Le procès à Mumbai du seul survivant du commando islamiste qui avait attaqué la capitale économique indienne en novembre 2008 devrait reprendre jeudi, après un faux départ chaotique mercredi au moment où l'Inde s'apprêtait à juger son «11 septembre».

Présidant un tribunal spécial ultra-sécurisé --au coeur d'une prison de Mumbai-- le juge M.L. Tahaliyani a repoussé d'une journée l'ouverture du procès du Pakistanais Mohammed Ajmal Amir Iman, alias «Kasab», en récusant son avocate et en refusant de la remplacer par un défenseur de nationalité pakistanaise.

   «Nous devons donner à « Kasab » un procès juste et équitable et il est nécessaire de désigner un avocat capable de gérer correctement une affaire d'une telle nature», a déclaré le magistrat.

   «Le Pakistan peut vous aider à trouver un avocat, mais il devra être originaire d'ici (en Inde), a-t-il ajouté, en réponse à une requête du prévenu qui sera toutefois transmise, pour la forme, par New Delhi à Islamabad.

   En excluant du prétoire l'avocate indienne du «suspect numéro 1», le président du tribunal a invoqué un conflit d'intérêt «inapproprié»: la juriste serait liée à un témoin de l'accusation.

   Me Waghmare avait accepté de défendre M. Iman, en dépit de pressions et menaces d'extrémistes hindous et du boycottage par le barreau de Mumbai.

   Mercredi, l'accusé âgé de 21 ans est très brièvement apparu dans le prétoire.

   Un journaliste de l'AFP l'a trouvé désarçonné par les règles de procédure pénale énoncées en anglais et en hindi, une langue pourtant proche de l'ourdou parlé au Pakistan.

   Il est en détention préventive en Inde depuis les attentats de Mumbai perpétrés du 26 au 29 novembre (174 tués, dont neuf des dix assaillants).

   Arrêté après avoir commis un carnage dans la gare de la mégapole, M. Iman est inculpé pour «actes de guerre contre le pays», meurtres et tentatives de meurtres et violation de la législation sur les armes et les explosifs.

   Il encourt la peine de mort.

   Les auteurs du «11-Septembre indien», comme l'a surnommé la presse, avaient «l'intention manifeste de déstabiliser l'Inde, de mener une guerre contre le pays, de terroriser ses citoyens, de provoquer des pertes financières et de lancer un avertissement à d'autres nations», détaille l'acte d'accusation.
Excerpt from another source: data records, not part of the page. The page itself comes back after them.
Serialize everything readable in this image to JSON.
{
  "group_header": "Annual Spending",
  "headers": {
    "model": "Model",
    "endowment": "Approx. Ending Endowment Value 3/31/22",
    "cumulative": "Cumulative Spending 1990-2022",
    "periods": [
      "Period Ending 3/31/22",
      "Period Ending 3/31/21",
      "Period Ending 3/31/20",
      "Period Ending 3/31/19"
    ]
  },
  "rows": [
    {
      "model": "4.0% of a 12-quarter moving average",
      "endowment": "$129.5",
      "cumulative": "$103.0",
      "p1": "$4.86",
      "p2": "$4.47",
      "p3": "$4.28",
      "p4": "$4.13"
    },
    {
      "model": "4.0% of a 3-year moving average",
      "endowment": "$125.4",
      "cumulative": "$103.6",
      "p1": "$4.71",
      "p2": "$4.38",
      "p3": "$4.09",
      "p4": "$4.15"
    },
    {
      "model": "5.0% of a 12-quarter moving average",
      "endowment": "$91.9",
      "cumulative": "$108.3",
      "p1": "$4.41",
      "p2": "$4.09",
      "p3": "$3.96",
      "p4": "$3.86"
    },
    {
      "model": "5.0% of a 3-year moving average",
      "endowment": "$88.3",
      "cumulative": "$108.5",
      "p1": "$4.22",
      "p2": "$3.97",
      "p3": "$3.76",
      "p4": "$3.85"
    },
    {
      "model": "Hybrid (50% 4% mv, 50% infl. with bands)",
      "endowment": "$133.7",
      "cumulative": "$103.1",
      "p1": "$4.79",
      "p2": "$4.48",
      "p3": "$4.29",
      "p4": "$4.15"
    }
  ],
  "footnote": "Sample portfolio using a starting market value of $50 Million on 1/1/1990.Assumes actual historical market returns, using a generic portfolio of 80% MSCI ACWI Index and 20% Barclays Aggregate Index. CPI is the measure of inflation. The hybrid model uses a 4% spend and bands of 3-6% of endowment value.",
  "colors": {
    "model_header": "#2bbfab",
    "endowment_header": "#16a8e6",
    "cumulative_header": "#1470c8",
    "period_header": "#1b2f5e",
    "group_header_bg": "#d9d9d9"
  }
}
   L'Inde, les États-Unis et la Grande-Bretagne imputent ces attaques au Lashkar-e-Taïba (LeT), un groupe islamiste armé clandestin pakistanais, actif au Cachemire. New Delhi dénonce en outre la complicité de services de renseignements militaires pakistanais (Inter-services intelligence, ISI).

   Le LeT et Islamabad ont nié, mais le Pakistan a admis que le complot avait été «en partie» ourdi sur son sol.

   Même si l'Inde accuse inlassablement son «frère ennemi», elle poursuit aussi en justice deux Indiens islamistes --Fahim Ansari, 35 ans, et Sabauddin Ahmed, 24 ans-- pour avoir apporté leur soutien logistique au commando avant les attaques.

   Le tribunal spécial dans la prison Arthur Road, qui avait servi en 2007 pour le procès des attentats de Mumbai du 12 mars 1993 (257 morts), est sous sécurité maximale, dans un quartier totalement bouclé où vivent 25 000 personnes.

   Des chaînes d'acier ont été déroulées tout autour du bâtiment, protégé par des centaines de policiers et soldats portant gilets pare-balles, treillis militaires et armes automatiques.

   La circulation sera interdite autour de la prison pendant les six mois d'audiences, au cours desquelles 2000 témoins devraient défiler.

   Un tunnel blindé a même été construit entre le tribunal et la cellule de M. Iman. Celui-ci est à l'isolement, séparé des 3000 détenus, parmi lesquels des figures de la pègre de Mumbai.